Boo boo in select company

Boo boo in select company
Something to say?

Monday 17 October 2016

The Ikea Experience

The Ikea experience
(For Val)
Two things reminded me of you recently. So this bit of writing is for you, Val Johnson. In this world where all my friends are high-end earners (and that includes my children) the only thing I can give that is worthwhile is my writing.

So I went to Ikea a few weeks ago. I needed nothing from there – or anywhere else – at that moment, but Manju needed shelving for her daughter’s room, so I tagged along like ballast. In India they would have called me Vattipalam, the side of the mango, the bit that is left when the two big fleshy bits have been cut off, but you don’t want to waste that thin sliver on either side. That about describes me. Can’t throw it away, but could well do without.

When I go to Ikea, I have to give myself a capped budget. It was fifty pounds this time, but for unknowable reasons the bill in the end was £82 pounds. Thank God for plastic money. What did I buy? Odd shaped pyrex dishes to look at and admire, not much use to serve anything much. A wok for stir-fries, of which we have three already. A mug for morning tea- a lovely one, blue flowers on white, cheap porcelain, chips if you breathe on it. Cost a pound. Can't complain.

Through it, especially when I saw the twisted Happy Ferns, I thought of you. I hope you and your family are happy and well.

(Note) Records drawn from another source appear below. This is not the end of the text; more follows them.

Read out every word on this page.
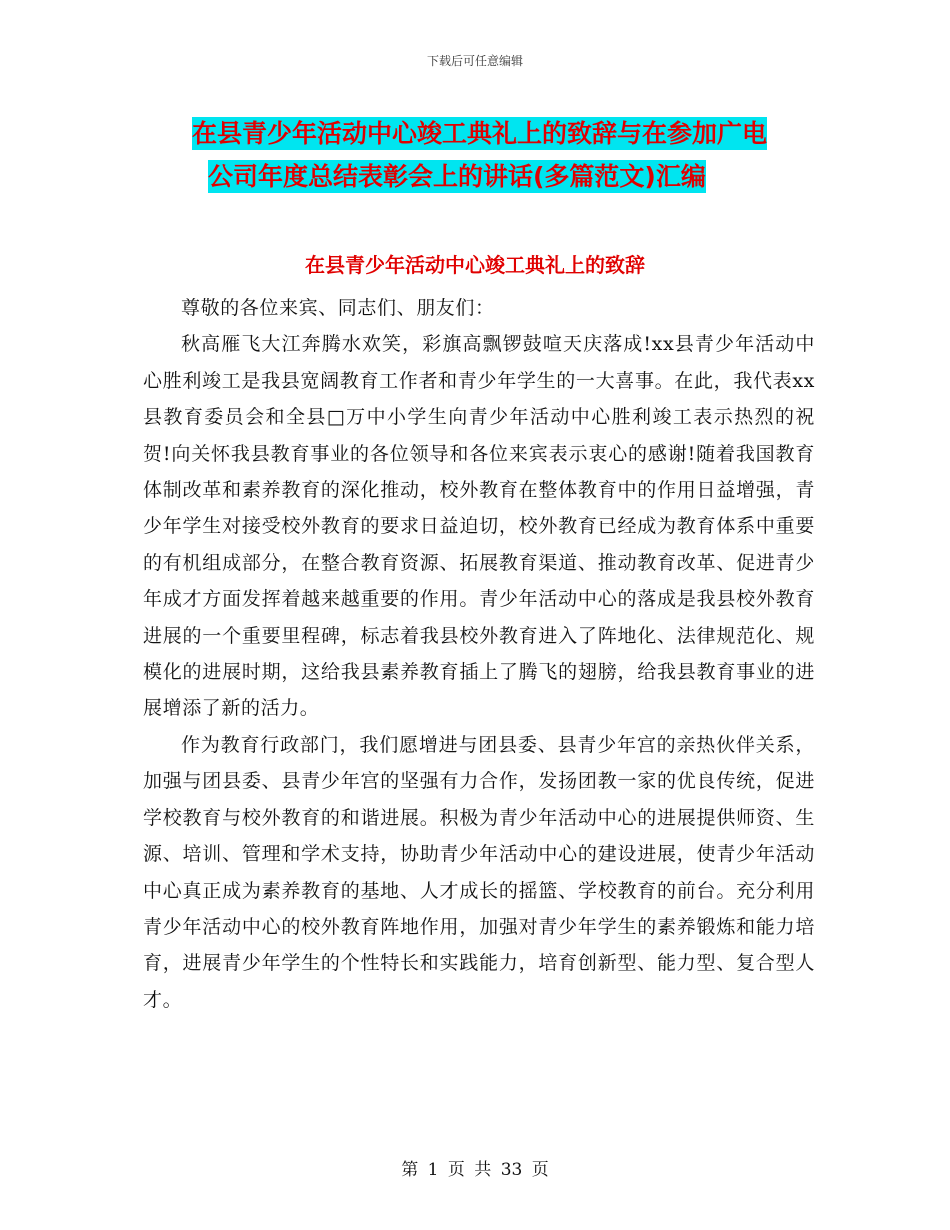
下载后可任意编辑
在县青少年活动中心竣工典礼上的致辞与在参加广电
公司年度总结表彰会上的讲话(多篇范文)汇编
在县青少年活动中心竣工典礼上的致辞

尊敬的各位来宾、同志们、朋友们：

秋高雁飞大江奔腾水欢笑，彩旗高飘锣鼓喧天庆落成!xx县青少年活动中心胜利竣工是我县宽阔教育工作者和青少年学生的一大喜事。在此，我代表xx县教育委员会和全县□万中小学生向青少年活动中心胜利竣工表示热烈的祝贺!向关怀我县教育事业的各位领导和各位来宾表示衷心的感谢!随着我国教育体制改革和素养教育的深化推动，校外教育在整体教育中的作用日益增强，青少年学生对接受校外教育的要求日益迫切，校外教育已经成为教育体系中重要的有机组成部分，在整合教育资源、拓展教育渠道、推动教育改革、促进青少年成才方面发挥着越来越重要的作用。青少年活动中心的落成是我县校外教育进展的一个重要里程碑，标志着我县校外教育进入了阵地化、法律规范化、规模化的进展时期，这给我县素养教育插上了腾飞的翅膀，给我县教育事业的进展增添了新的活力。

作为教育行政部门，我们愿增进与团县委、县青少年宫的亲热伙伴关系，加强与团县委、县青少年宫的坚强有力合作，发扬团教一家的优良传统，促进学校教育与校外教育的和谐进展。积极为青少年活动中心的进展提供师资、生源、培训、管理和学术支持，协助青少年活动中心的建设进展，使青少年活动中心真正成为素养教育的基地、人才成长的摇篮、学校教育的前台。充分利用青少年活动中心的校外教育阵地作用，加强对青少年学生的素养锻炼和能力培育，进展青少年学生的个性特长和实践能力，培育创新型、能力型、复合型人才。

第 1 页 共 33 页
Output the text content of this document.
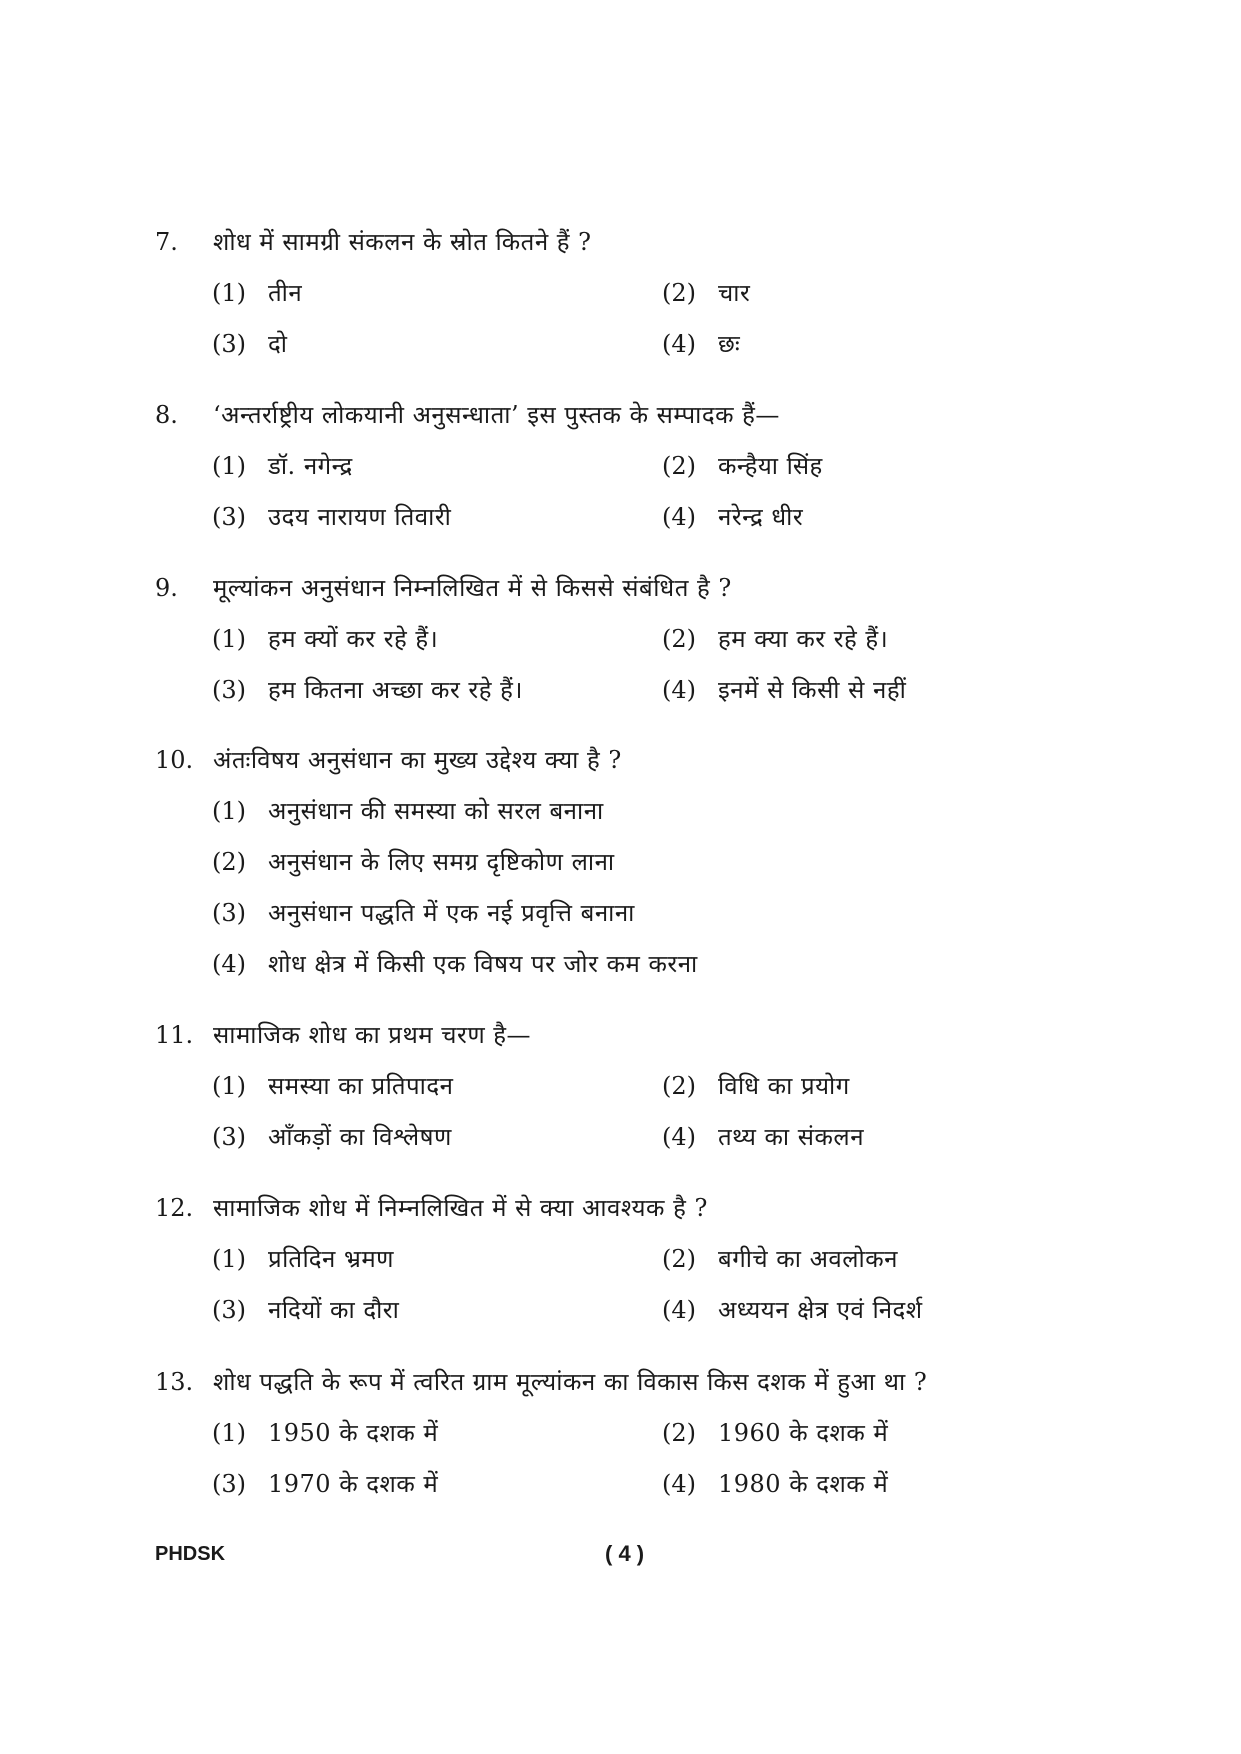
7. शोध में सामग्री संकलन के स्रोत कितने हैं ?
(1) तीन	(2) चार
(3) दो	(4) छः
8. ‘अन्तर्राष्ट्रीय लोकयानी अनुसन्धाता’ इस पुस्तक के सम्पादक हैं—
(1) डॉ. नगेन्द्र	(2) कन्हैया सिंह
(3) उदय नारायण तिवारी	(4) नरेन्द्र धीर
9. मूल्यांकन अनुसंधान निम्नलिखित में से किससे संबंधित है ?
(1) हम क्यों कर रहे हैं।	(2) हम क्या कर रहे हैं।
(3) हम कितना अच्छा कर रहे हैं।	(4) इनमें से किसी से नहीं
10. अंतःविषय अनुसंधान का मुख्य उद्देश्य क्या है ?
(1) अनुसंधान की समस्या को सरल बनाना
(2) अनुसंधान के लिए समग्र दृष्टिकोण लाना
(3) अनुसंधान पद्धति में एक नई प्रवृत्ति बनाना
(4) शोध क्षेत्र में किसी एक विषय पर जोर कम करना
11. सामाजिक शोध का प्रथम चरण है—
(1) समस्या का प्रतिपादन	(2) विधि का प्रयोग
(3) आँकड़ों का विश्लेषण	(4) तथ्य का संकलन
12. सामाजिक शोध में निम्नलिखित में से क्या आवश्यक है ?
(1) प्रतिदिन भ्रमण	(2) बगीचे का अवलोकन
(3) नदियों का दौरा	(4) अध्ययन क्षेत्र एवं निदर्श
13. शोध पद्धति के रूप में त्वरित ग्राम मूल्यांकन का विकास किस दशक में हुआ था ?
(1) 1950 के दशक में	(2) 1960 के दशक में
(3) 1970 के दशक में	(4) 1980 के दशक में
PHDSK	( 4 )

Afterwards I had tea and a ham sandwich at the cafeteria. I fetched this myself as Manju was somewhere in the basement tackling flat-packs. If she was there I would have sat back, hugging age and let her do it all. In fact I get away with her doing a lot of things for me, which I can do myself: that tea at nine in the evening, driving me here and there, making my bed…

You and I, we used to sit at a window-table in Ikea, watching the world streaming in and out. I smiled at a few strangers, hoping for some signs of friendliness, but in this instance, failed. I have my victories. The other day I struck up an unlikely conversation with two jobbing gardeners I didn’t know from Adam. Notch one for Anand.


I feel someone should hold master classes for English people who are tight-arsed, wary of strange old biddies, who smile for no reason.  Teach them that smile should be the default position? You and I together?

Friday 14 October 2016

I Have a Thing about Food

I have a thing about food. Amazing how old, child-hood hangups hang (sorry!) around. I am not able to waste that last half-spoon of rice at the bottom of the pan, the cold pizza left over from my grand-daughter's evening meal, the beef curry in which all the beef has been eaten and only gravy  (and what a gravy!) is left. Today I shall spend an hour making banana cake to resuscitate two almost-dead, spotted, large, sick bananas. And then I shall worry when the cake is still there three days from now. The life-span of banana cake is inversely proportional to the heating in the kitchen. And my daughter switched the heating on this week when she saw me digging out my winter-socks from the storage box.

   I remember the refugees from the partition of India. How ever did they reach this far South in Kerala? They spoke Hindi and communicated with hand-signals. This, of course was the time of serial starvation in India. I don't think the present generation of whizz-kids, rich on corporate salaries have any idea of what misery that was.
   
   The ragged, broken families went from house to house, standing mutely in front of the middle-class verandas. I would put my current book down and try to talk to them. All they did was make the universal sign of hunger, fingers supplicating in front of the mouth, eyes beseeching, while the children held on to the mother's clothes. That deluge of starving people carried on through the early fifties and died down very gradually. Now, there are no beggars in Thalassery, though you can still see them in bigger towns. They are locals, not broken families of homeless refugees.

   My grandmother got into the habit of saving the starchy water drained from the cooked rice. This was normally used to starch clothes, but she commandeered it for the beggars. She would take a big handful of rice from the pot furtively and put it into the thick water. She also kept the empty coconut shells to use as bowls for them. Disposable bowls, which could then be burned for fuel.

   One day I came upon my cousin Nani, scraping the bottom of the rice-pot late at night when all the others had gone to bed. It was 1944 and rationing was at its dismal worst. I had been asleep, but when I found her missing in the room, I crawled off my mat and went looking for her. When I saw what she was doing I picked up a wooden spoon to scrape with her. 'No,' she said, 'the neighbours should not hear us. They will know we are short of rice in a lawyer's house.' This was the time when my father was in jail for irritating the British Government with speeches and with leading protest marches.

   Devi, our maid lived next door in a small mud hut. She got the leftovers, all thrown into a bowl and left overnight. Generally bits of Okra, tiny bits of rice and lentils scraped from our evening meals. She took it home to feed her daughter, who was my age.

   So, to this day, I don't take food for granted. I cook too much, so there is no dearth. And then force my family to eat it for another meal, and then another.